Kamerbrief inzake beantwoording vragen van het lid Ten Broeke over kosten van een verblijfsvergunning voor Nederlanders in Turkije

Graag bied ik u hierbij, mede namens de Minister van Justitie, de antwoorden aan op de schriftelijke vragen gesteld door het lid Ten Broeke over kosten van een verblijfsvergunning voor Nederlanders in Turkije. Deze vragen werden ingezonden op 20 augustus 2010 met kenmerk 2010Z11788.

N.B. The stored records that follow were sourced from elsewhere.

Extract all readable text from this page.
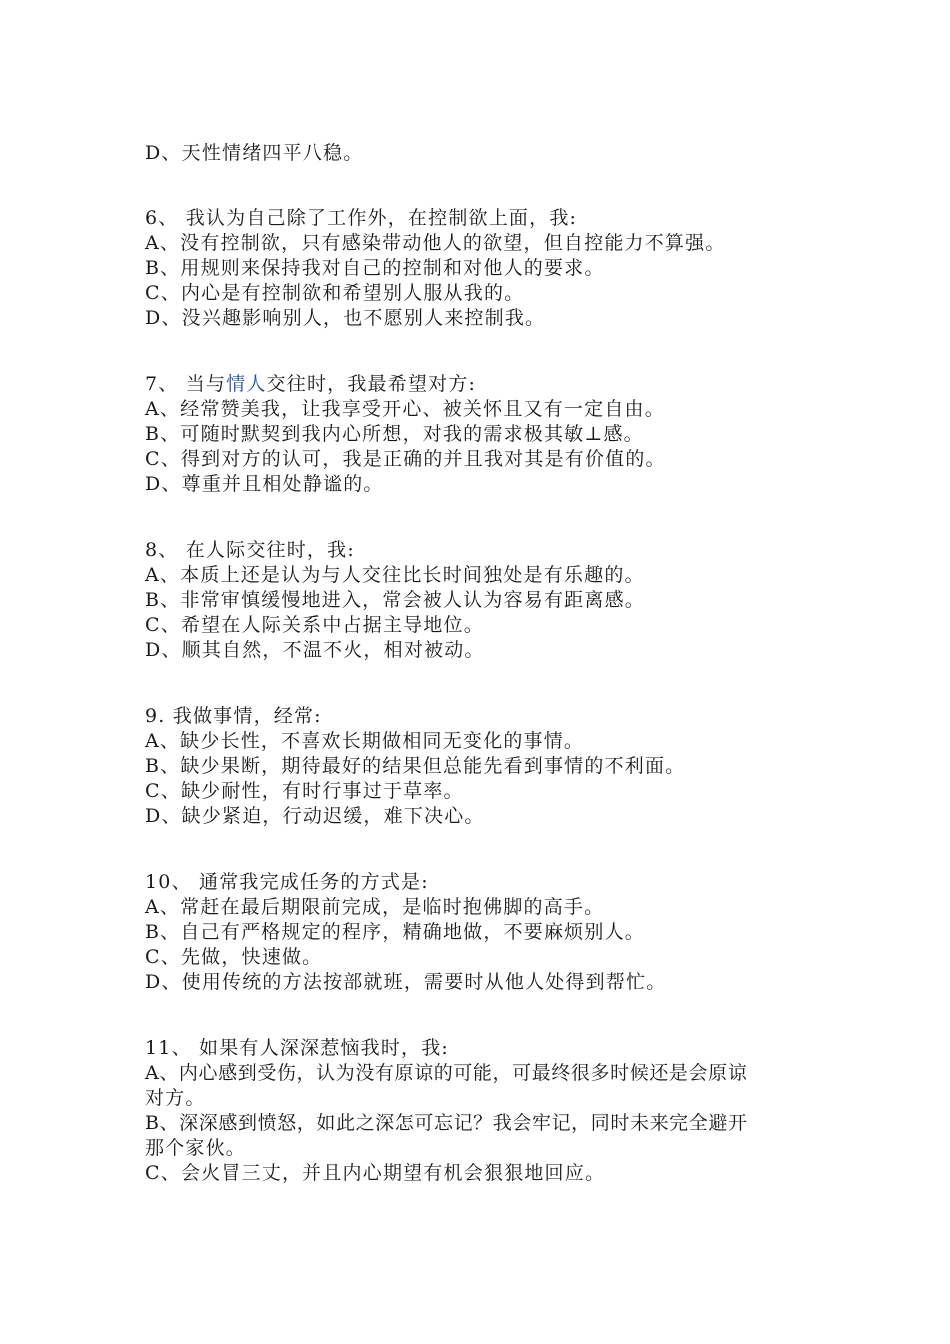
D、天性情绪四平八稳。
6、 我认为自己除了工作外，在控制欲上面，我:
A、没有控制欲，只有感染带动他人的欲望，但自控能力不算强。
B、用规则来保持我对自己的控制和对他人的要求。
C、内心是有控制欲和希望别人服从我的。
D、没兴趣影响别人，也不愿别人来控制我。
7、 当与情人交往时，我最希望对方:
A、经常赞美我，让我享受开心、被关怀且又有一定自由。
B、可随时默契到我内心所想，对我的需求极其敏⊥感。
C、得到对方的认可，我是正确的并且我对其是有价值的。
D、尊重并且相处静谧的。
8、 在人际交往时，我:
A、本质上还是认为与人交往比长时间独处是有乐趣的。
B、非常审慎缓慢地进入，常会被人认为容易有距离感。
C、希望在人际关系中占据主导地位。
D、顺其自然，不温不火，相对被动。
9. 我做事情，经常:
A、缺少长性，不喜欢长期做相同无变化的事情。
B、缺少果断，期待最好的结果但总能先看到事情的不利面。
C、缺少耐性，有时行事过于草率。
D、缺少紧迫，行动迟缓，难下决心。
10、 通常我完成任务的方式是:
A、常赶在最后期限前完成，是临时抱佛脚的高手。
B、自己有严格规定的程序，精确地做，不要麻烦别人。
C、先做，快速做。
D、使用传统的方法按部就班，需要时从他人处得到帮忙。
11、 如果有人深深惹恼我时，我:
A、内心感到受伤，认为没有原谅的可能，可最终很多时候还是会原谅
对方。
B、深深感到愤怒，如此之深怎可忘记？我会牢记，同时未来完全避开
那个家伙。
C、会火冒三丈，并且内心期望有机会狠狠地回应。
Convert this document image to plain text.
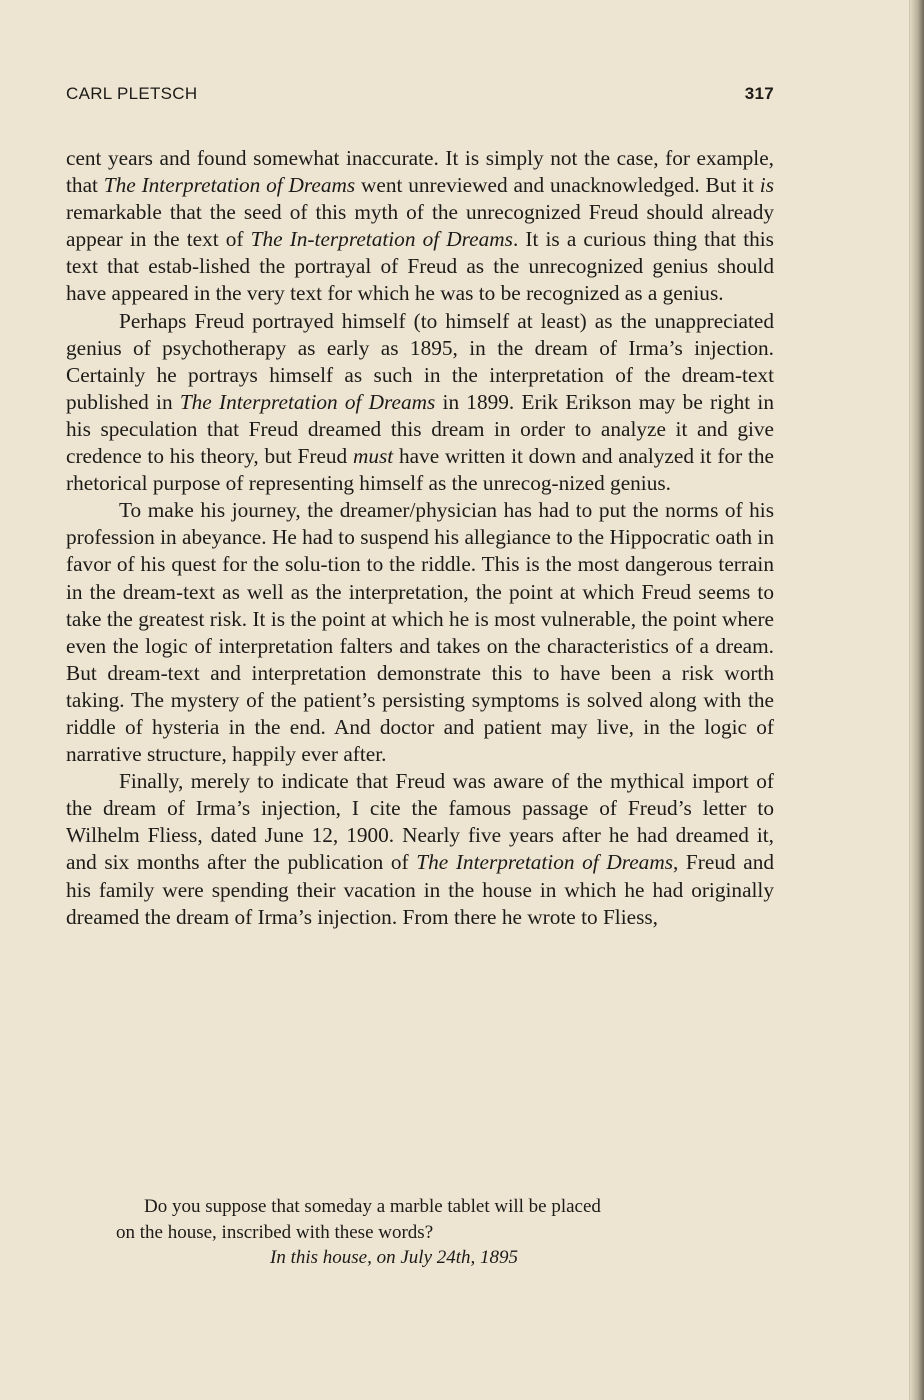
CARL PLETSCH	317

cent years and found somewhat inaccurate. It is simply not the case, for example, that The Interpretation of Dreams went unreviewed and unacknowledged. But it is remarkable that the seed of this myth of the unrecognized Freud should already appear in the text of The In-terpretation of Dreams. It is a curious thing that this text that estab-lished the portrayal of Freud as the unrecognized genius should have appeared in the very text for which he was to be recognized as a genius.

Perhaps Freud portrayed himself (to himself at least) as the unappreciated genius of psychotherapy as early as 1895, in the dream of Irma’s injection. Certainly he portrays himself as such in the interpretation of the dream-text published in The Interpretation of Dreams in 1899. Erik Erikson may be right in his speculation that Freud dreamed this dream in order to analyze it and give credence to his theory, but Freud must have written it down and analyzed it for the rhetorical purpose of representing himself as the unrecog-nized genius.

To make his journey, the dreamer/physician has had to put the norms of his profession in abeyance. He had to suspend his allegiance to the Hippocratic oath in favor of his quest for the solu-tion to the riddle. This is the most dangerous terrain in the dream-text as well as the interpretation, the point at which Freud seems to take the greatest risk. It is the point at which he is most vulnerable, the point where even the logic of interpretation falters and takes on the characteristics of a dream. But dream-text and interpretation demonstrate this to have been a risk worth taking. The mystery of the patient’s persisting symptoms is solved along with the riddle of hysteria in the end. And doctor and patient may live, in the logic of narrative structure, happily ever after.

Finally, merely to indicate that Freud was aware of the mythical import of the dream of Irma’s injection, I cite the famous passage of Freud’s letter to Wilhelm Fliess, dated June 12, 1900. Nearly five years after he had dreamed it, and six months after the publication of The Interpretation of Dreams, Freud and his family were spending their vacation in the house in which he had originally dreamed the dream of Irma’s injection. From there he wrote to Fliess,

Do you suppose that someday a marble tablet will be placed
on the house, inscribed with these words?
In this house, on July 24th, 1895
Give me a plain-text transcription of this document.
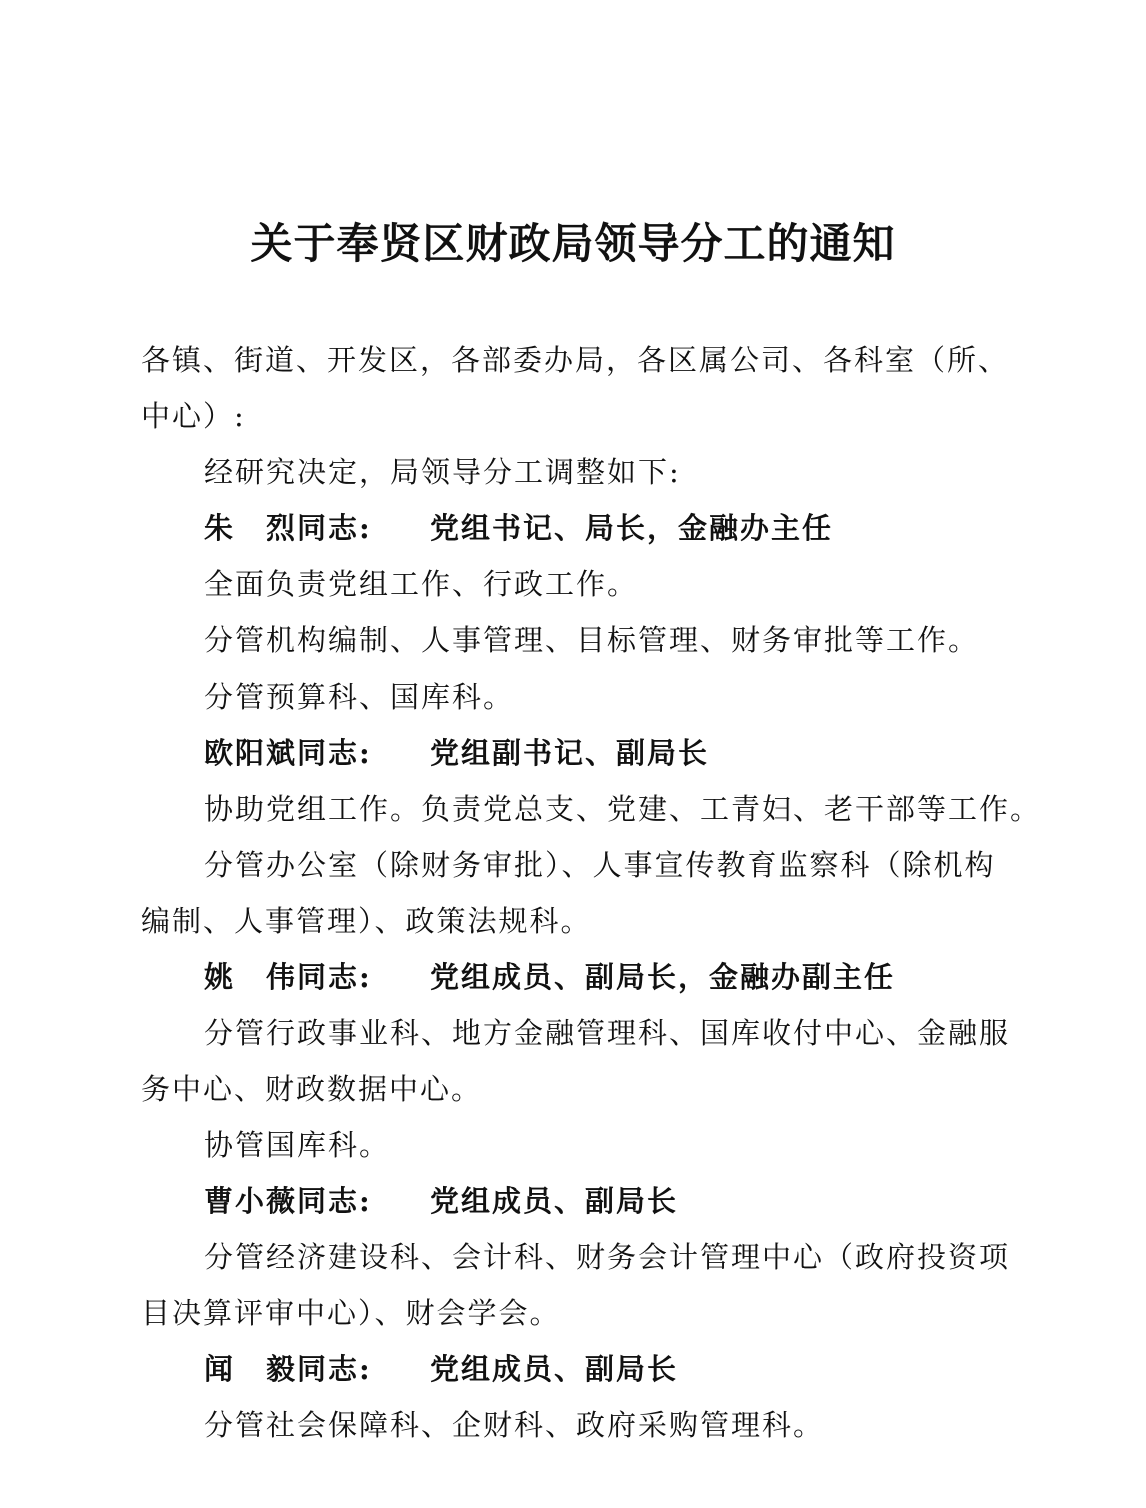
关于奉贤区财政局领导分工的通知
各镇、街道、开发区，各部委办局，各区属公司、各科室（所、
中心）:
经研究决定，局领导分工调整如下:
朱　烈同志: 党组书记、局长，金融办主任
全面负责党组工作、行政工作。
分管机构编制、人事管理、目标管理、财务审批等工作。
分管预算科、国库科。
欧阳斌同志: 党组副书记、副局长
协助党组工作。负责党总支、党建、工青妇、老干部等工作。
分管办公室（除财务审批）、人事宣传教育监察科（除机构
编制、人事管理）、政策法规科。
姚　伟同志: 党组成员、副局长，金融办副主任
分管行政事业科、地方金融管理科、国库收付中心、金融服
务中心、财政数据中心。
协管国库科。
曹小薇同志: 党组成员、副局长
分管经济建设科、会计科、财务会计管理中心（政府投资项
目决算评审中心）、财会学会。
闻　毅同志: 党组成员、副局长
分管社会保障科、企财科、政府采购管理科。
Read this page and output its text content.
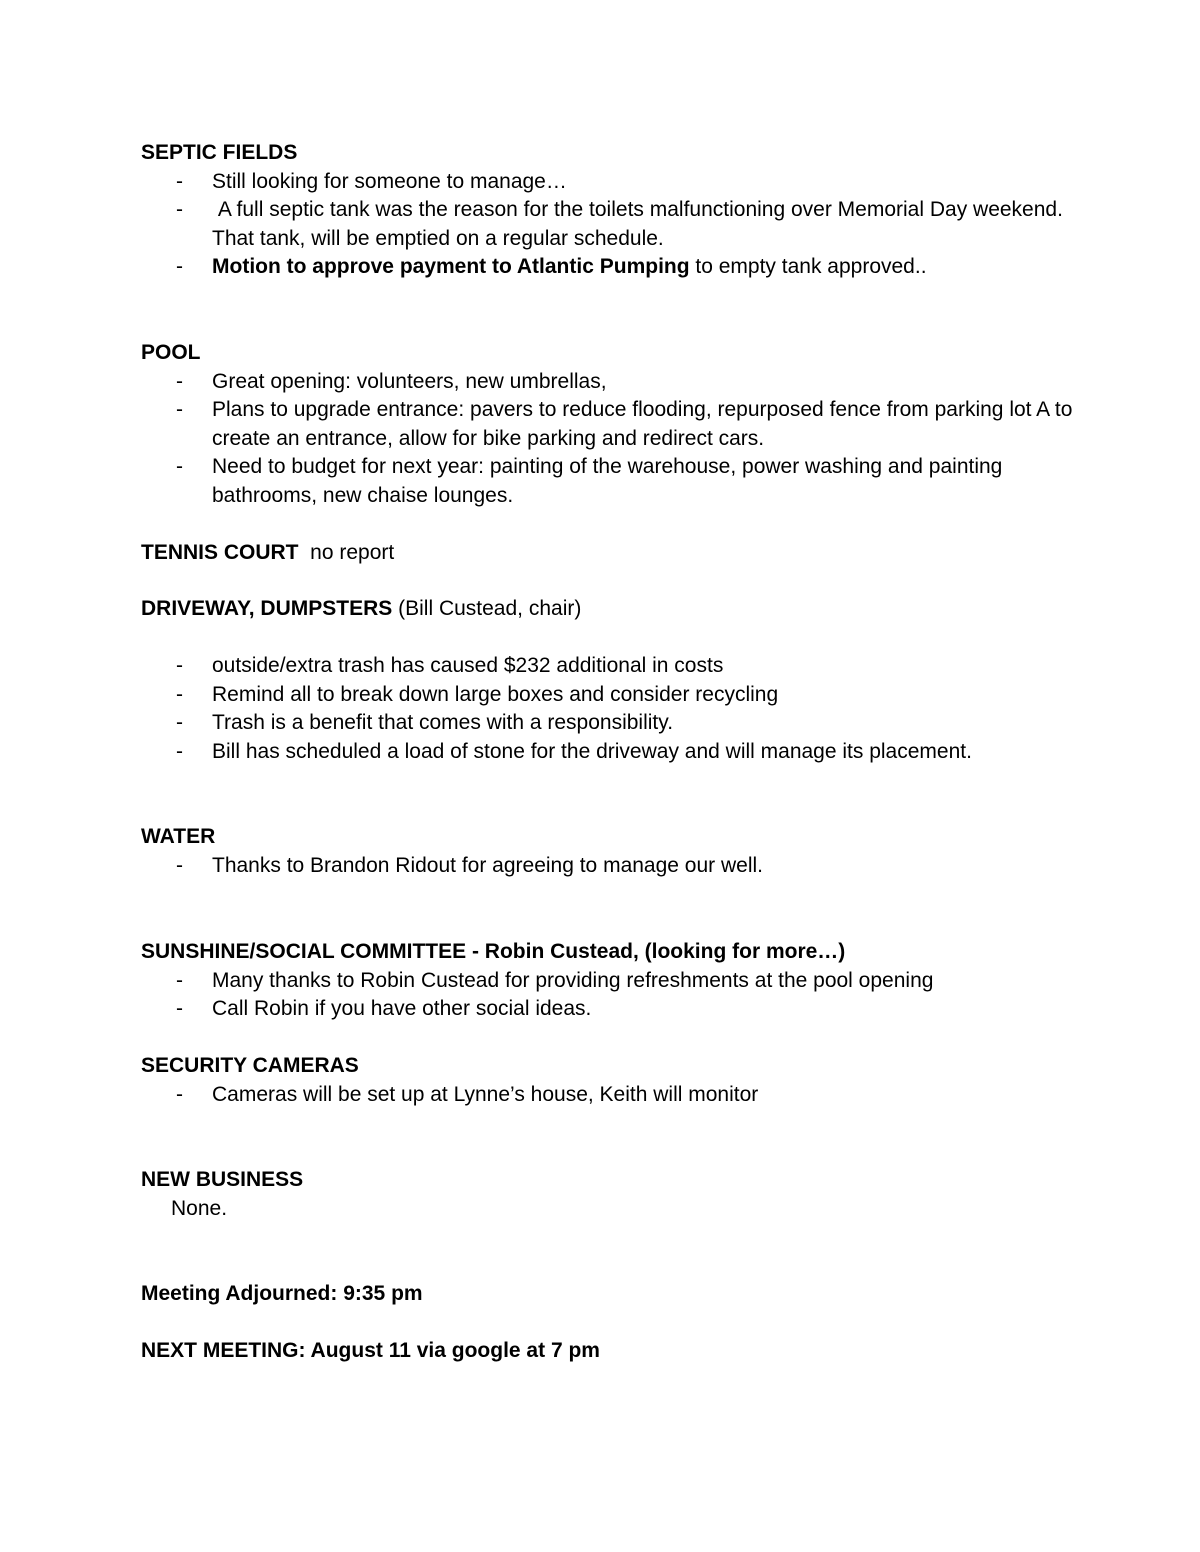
SEPTIC FIELDS
- Still looking for someone to manage…
- A full septic tank was the reason for the toilets malfunctioning over Memorial Day weekend. That tank, will be emptied on a regular schedule.
- Motion to approve payment to Atlantic Pumping to empty tank approved..
POOL
- Great opening: volunteers, new umbrellas,
- Plans to upgrade entrance: pavers to reduce flooding, repurposed fence from parking lot A to create an entrance, allow for bike parking and redirect cars.
- Need to budget for next year: painting of the warehouse, power washing and painting bathrooms, new chaise lounges.
TENNIS COURT  no report
DRIVEWAY, DUMPSTERS (Bill Custead, chair)
- outside/extra trash has caused $232 additional in costs
- Remind all to break down large boxes and consider recycling
- Trash is a benefit that comes with a responsibility.
- Bill has scheduled a load of stone for the driveway and will manage its placement.
WATER
- Thanks to Brandon Ridout for agreeing to manage our well.
SUNSHINE/SOCIAL COMMITTEE - Robin Custead, (looking for more…)
- Many thanks to Robin Custead for providing refreshments at the pool opening
- Call Robin if you have other social ideas.
SECURITY CAMERAS
- Cameras will be set up at Lynne’s house, Keith will monitor
NEW BUSINESS
None.
Meeting Adjourned: 9:35 pm
NEXT MEETING: August 11 via google at 7 pm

De Minister van Buitenlandse Zaken,

Drs. M.J.M. Verhagen


Antwoorden van de heer Verhagen, Minister van Buitenlandse Zaken op vragen van het lid Ten Broeke (VVD) over de kosten van een verblijfsvergunning voor Nederlanders in Turkije.

Vraag 1

Is het waar dat de kosten voor een verblijfsvergunning voor Nederlanders in Turkije kunnen oplopen tot 40 € per maand, en tot bijna 500 € per jaar?

Antwoord

Nederlanders betalen voor de eerste maand € 40,- voor hun verblijfsvergunning en voor de volgende elf maanden € 35,- per maand. Dit komt neer op een bedrag van € 425,- per jaar.

Vraag 2
Is het waar dat de kosten voor eenzelfde verblijfsvergunning voor ingezetenen van lidstaten van de Europese Unie (EU), bijvoorbeeld België, slechts 1 € per maand en voor Duitsland slechts 4 € per maand zijn? Wat is de reden voor de enorme verschillen?

Antwoord

Ja. Deze bedragen zijn gebaseerd op reciprociteit.

Vraag 3
Gelden deze verschillen in benadering van EU-burgers ook voor de visa die door de Turkse overheid aan vakantiegangers wordt verstrekt?

Antwoord

Nee, alle vakantiegangers uit de EU betalen dezelfde kosten voor een visum aan de grens, namelijk € 15,-.

Vraag 4
Nu een Rotterdamse rechtbank heeft gemeend op basis van associatieverdragen te kunnen concluderen dat er geen onderscheid gemaakt kan worden tussen EU-burgers en mensen met een Turkse nationaliteit als het gaat om inburgeringcursussen, hoe verklaart u dan dat Turkije wel verschil maakt tussen EU-burgers als het gaat om de kosten van verblijfsvergunningen?

Antwoord

Er is hoger beroep ingesteld tegen de uitspraak van de rechtbank Rotterdam d.d. 12 augustus 2010, nr. 08/4934. Het is derhalve te vroeg om definitieve conclusies te verbinden aan deze uitspraak. Het onderscheid tussen EU-landen in de hoogte van de leges voor een verblijfsvergunning in Turkije is, zoals ik aangaf in het antwoord op vraag 2, gebaseerd op reciprociteit.

Vraag 5

Ondanks het feit dat Turkije autonoom is, en dus naar eigen goeddunken visa en verblijfsvergunningen kan verlenen, mag wat u betreft verondersteld worden dat Turkije EU-inwoners gelijk behandelt tegen de achtergrond van de Turkse wens tot toetreding tot de EU? Zou u een gelijke behandeling van EU-burgers als het gaat om visa en verblijfvergunningen willen aankaarten bij de Turkse regering en de onderhandelaars van de Europese Commissie?

Antwoord

De hoogte van leges voor Nederlandse onderdanen is gebaseerd op de hoogte van de leges die Nederland oplegt aan (o.a.) Turkse onderdanen. Nu als gevolg van een recent arrest 1 de Nederlandse leges voor alle soorten verblijfsvergunningen van Turkse onderdanen die rechten ontlenen aan het Associatierecht EU-Turkije zijn verlaagd, is Nederland in gesprek met de Turkse autoriteiten over de hoogte van de leges die Turkije heft.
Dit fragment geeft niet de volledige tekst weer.